Vordenker der schwarzen Bürgerrechtsbewegung: Gedenktafel für den US-Soziologen W.E.B. Du Bois

Der Bewunderer Bismarcks hatte Ende des 19. Jahrhunderts in Berlin und Heidelberg studiert. Rassismus hat er hier nicht erlebt.

Dieser Bart! Die Spitzen gewachst und gezwirbelt, der Kaiser konnte es nicht besser. Und dabei stammt die Aufnahme des schwarzen Bürgerrechtlers William E. B. Du Bois von 1918, als er schon lange nicht mehr in Berlin lebte und der Stern Wilhelms II. und mit ihm die Wertschätzung seiner Barttracht rapide sank.
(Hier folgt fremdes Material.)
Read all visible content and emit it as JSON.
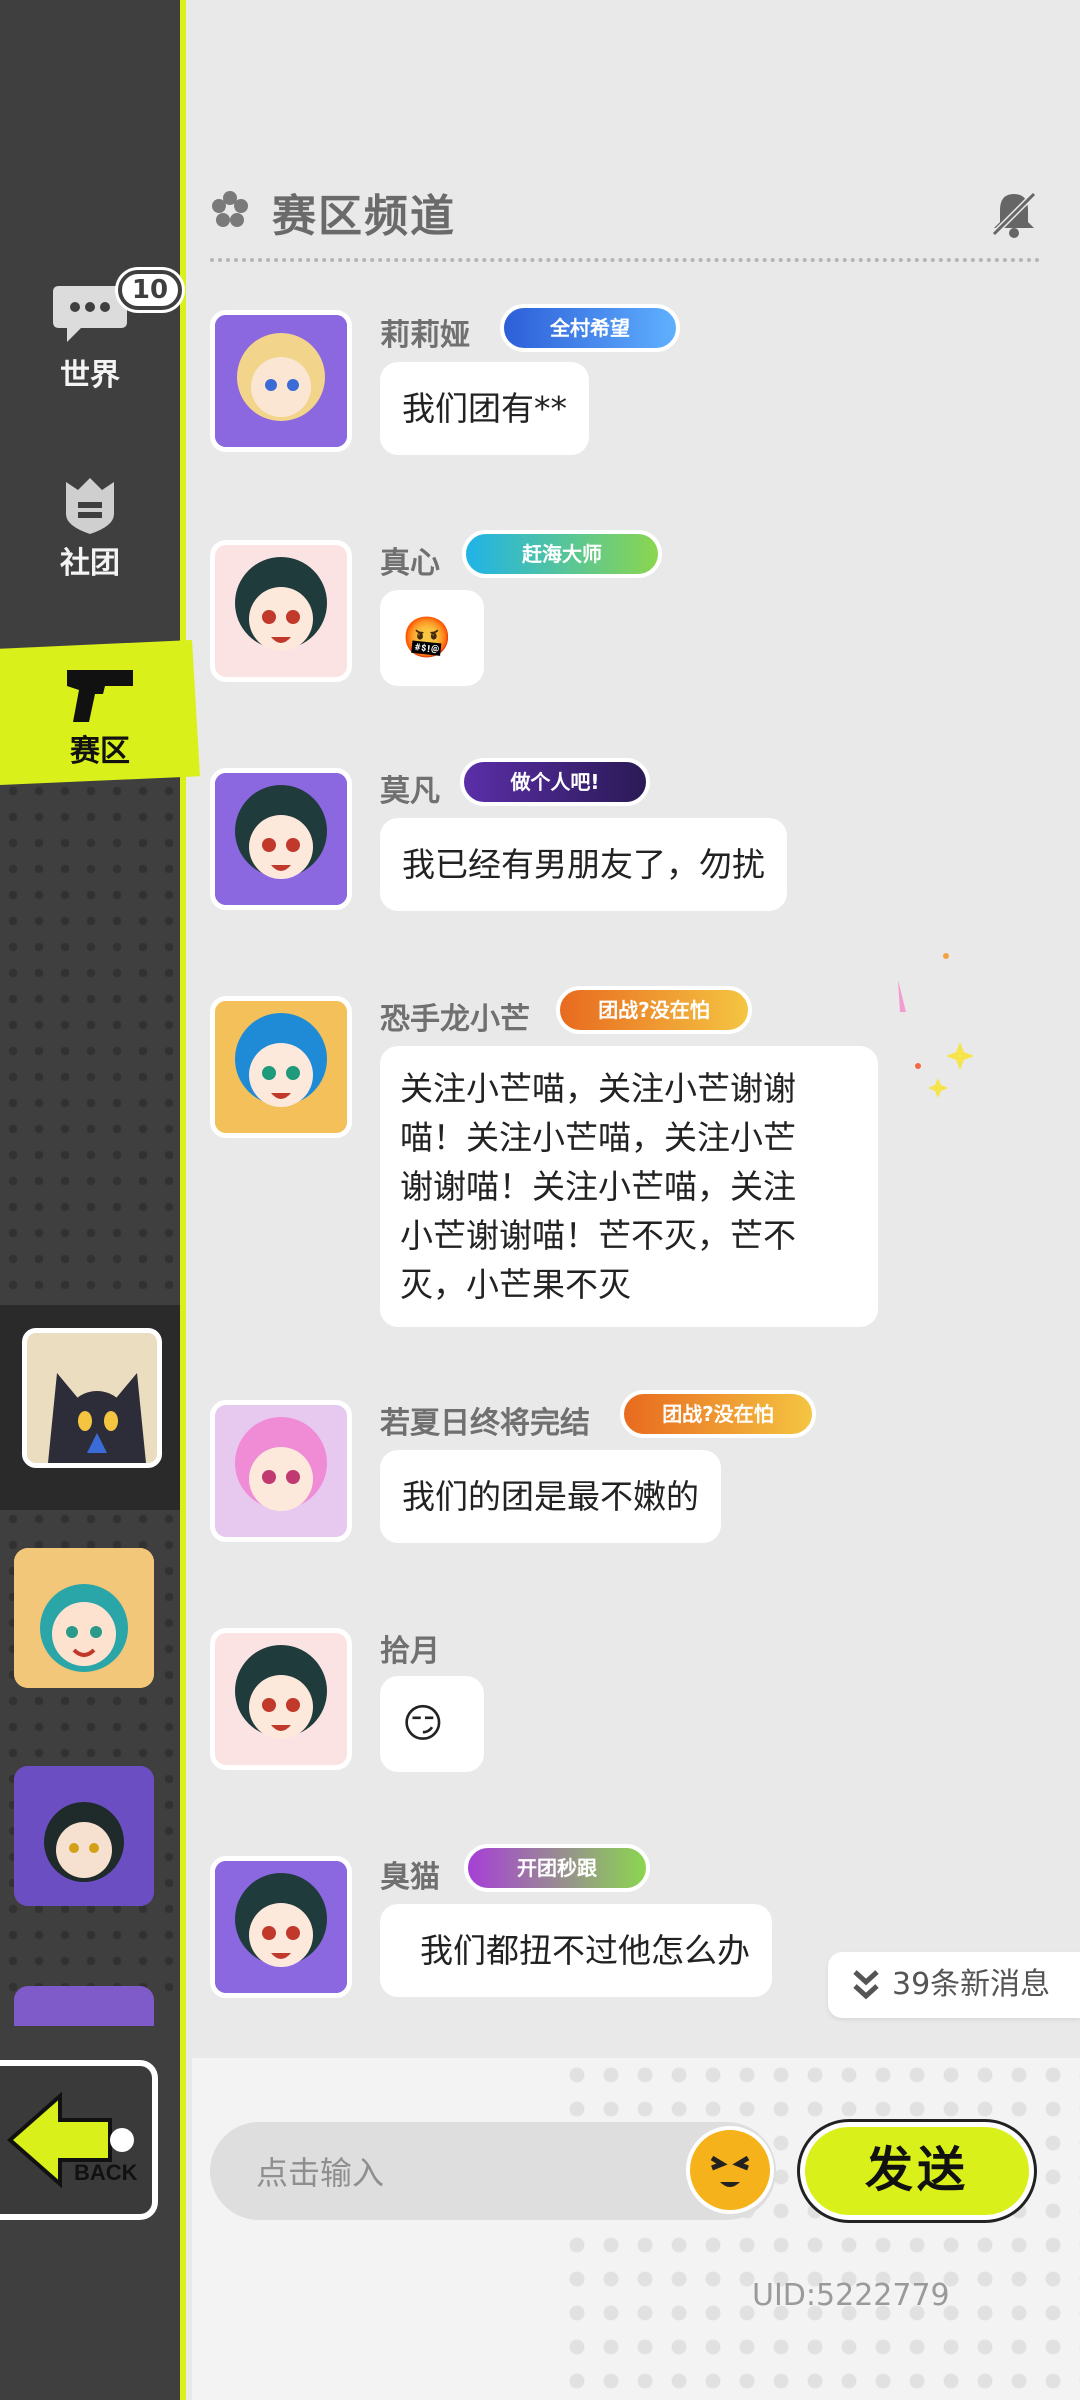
{
  "sidebar": {
    "nav": [
      {
        "label": "世界",
        "badge": "10"
      },
      {
        "label": "社团"
      },
      {
        "label": "赛区"
      }
    ],
    "back_label": "BACK"
  },
  "header": {
    "title": "赛区频道"
  },
  "messages": [
    {
      "name": "莉莉娅",
      "medal": "全村希望",
      "text": "我们团有**"
    },
    {
      "name": "真心",
      "medal": "赶海大师",
      "emoji": "🤬"
    },
    {
      "name": "莫凡",
      "medal": "做个人吧!",
      "text": "我已经有男朋友了，勿扰"
    },
    {
      "name": "恐手龙小芒",
      "medal": "团战?没在怕",
      "text_lines": [
        "关注小芒喵，关注小芒谢谢",
        "喵！关注小芒喵，关注小芒",
        "谢谢喵！关注小芒喵，关注",
        "小芒谢谢喵！芒不灭，芒不",
        "灭，小芒果不灭"
      ]
    },
    {
      "name": "若夏日终将完结",
      "medal": "团战?没在怕",
      "text": "我们的团是最不嫩的"
    },
    {
      "name": "拾月",
      "emoji": "😏"
    },
    {
      "name": "臭猫",
      "medal": "开团秒跟",
      "text": "我们都扭不过他怎么办"
    }
  ],
  "new_messages": "39条新消息",
  "input": {
    "placeholder": "点击输入"
  },
  "send_label": "发送",
  "uid": "UID:5222779",
  "colors": {
    "accent": "#d9f01b",
    "sidebar": "#3f3f3f",
    "background": "#e9e9e9"
  }
}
Nun gut, der ergänzende Kinnbart ging eher in Richtung Friedrich Ebert, aber hatte Du Bois von dem damals schon gehört?

Ohnehin wäre ein Bismarckscher Walrossschnäuzer eher zu erwarten gewesen, war der frühere Reichskanzler doch das bewunderte Vorbild des Mannes aus Massachusetts, wie Du Bois in seiner Autobiografie bekannte: „Er formte aus einer Masse sich zankender Völker eine Nation. Er dominierte mit seiner Kraft die gesamte Entwicklung dorthin, bis er in Versailles einen Kaiser krönen konnte. Er ließ mich ahnen, was die amerikanischen Schwarzen tun müssen: mit Kraft und Entschlossenheit unter fähiger Führung voranmarschieren.“

In der Oranienstraße hat Du Bois einige Monate gewohnt

In den USA löste es 2017 eine Welle des Spotts aus, als das U.S. Department of Education – eine der ersten Fauxpas-Aktionen der Trump-Administration – in einem ihn zitierenden Tweet seinen Namen falsch schrieb: W. E. B. DeBois. Hierzulande gehört der Name nicht gerade zum Allgemeinwissen, aber ganz vergessen wird er in Berlin künftig nicht sein. An diesem Dienstag, 14 Uhr, wird in der Oranienstraße 130 eine „Berliner Gedenktafel“ für den Bürgerrechtler enthüllt, veranstaltet von der Senatskulturverwaltung und der Historischen Kommission. Hier in Kreuzberg hat er während seiner drei Semester an der Friedrich-Wilhelms-Universität, der heutigen Humboldt-Universität, 1892-94 einige Monate gewohnt.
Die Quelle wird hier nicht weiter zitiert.